El ejército les proveyó municiones y armamento, pero lo demás —chalecos antibalas, cascos, ropa de camuflaje, hasta la comida— es autofinanciado. Incluso el pastel en su mesa lo compraron ellos mismos.
Entre turnos y alarmas
Los turnos duran 12 horas. Cuando no están disparando, se refugian del frío con tazas de té y calentadores de manos. Oleksii Tkachenko, de 50 años, habla de su familia: su esposa y su hijo pequeño huyeron a Irlanda.
—Es mejor vivir separados y ganar, que juntos bajo Rusia —confiesa con un dejo de nostalgia.
La guerra se siente más aguda durante las madrugadas. A las 12:30 a.m., Serhii Zamidra entra para calentar agua. Afuera, el sonido lejano de explosiones revela que un Shahed ha golpeado un edificio residencial en Ternopil, al oeste, dejando muertos y heridos. Los drones, pequeños y letales, son una estrategia rusa para agotar las defensas aéreas y sembrar terror en la población.
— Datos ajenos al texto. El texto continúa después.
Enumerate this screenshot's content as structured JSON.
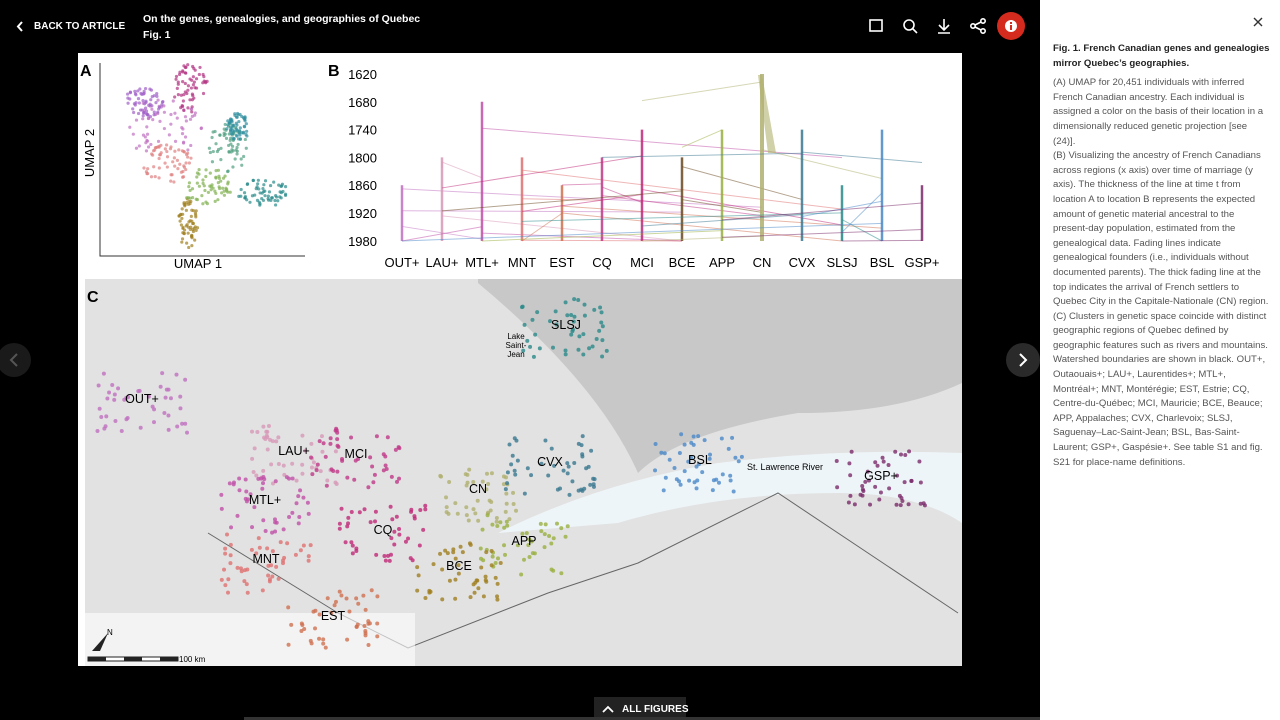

Zamidra lo explica con resignación:
—Cada noche es igual. Nos quedamos aquí toda la madrugada, luego volvemos a casa y al trabajo.
Para los civiles, el impacto es psicológico. Las sirenas los despiertan; corren a sótanos helados o estaciones de tren. Cuando creen que el peligro ha pasado, otra alarma los lanza de nuevo al frío.
Juegos en la sombra de la guerra
Al amanecer, los hombres seguían en la azotea. Ihor Bielski, de 67 años, apagó el reflector mientras el cielo clareaba. La noche había sido una más: tensa, sin victorias, pero también sin bajas. Algunos regresarían esa misma noche; otros descansarían, aunque fuera unas horas. Zamidra tiene un ritual al terminar su turno: llevar a su hija de 4 años al jardín infantil.
En las calles, los niños han convertido la guerra en un juego.
—Se sientan en el arenero y alguien grita, “¡Alerta aérea!” —cuenta Zamidra—. Corren, se esconden, juegan al escondite. Así como nosotros jugábamos de niños.
Pero su juego, admite con tristeza, refleja una nueva realidad: su infancia está marcada por el sonido de las sirenas y el eco lejano de los Shaheds. En Kiev, la resistencia no solo vive en los techos; también en los corazones de quienes, día tras día, se niegan a ceder.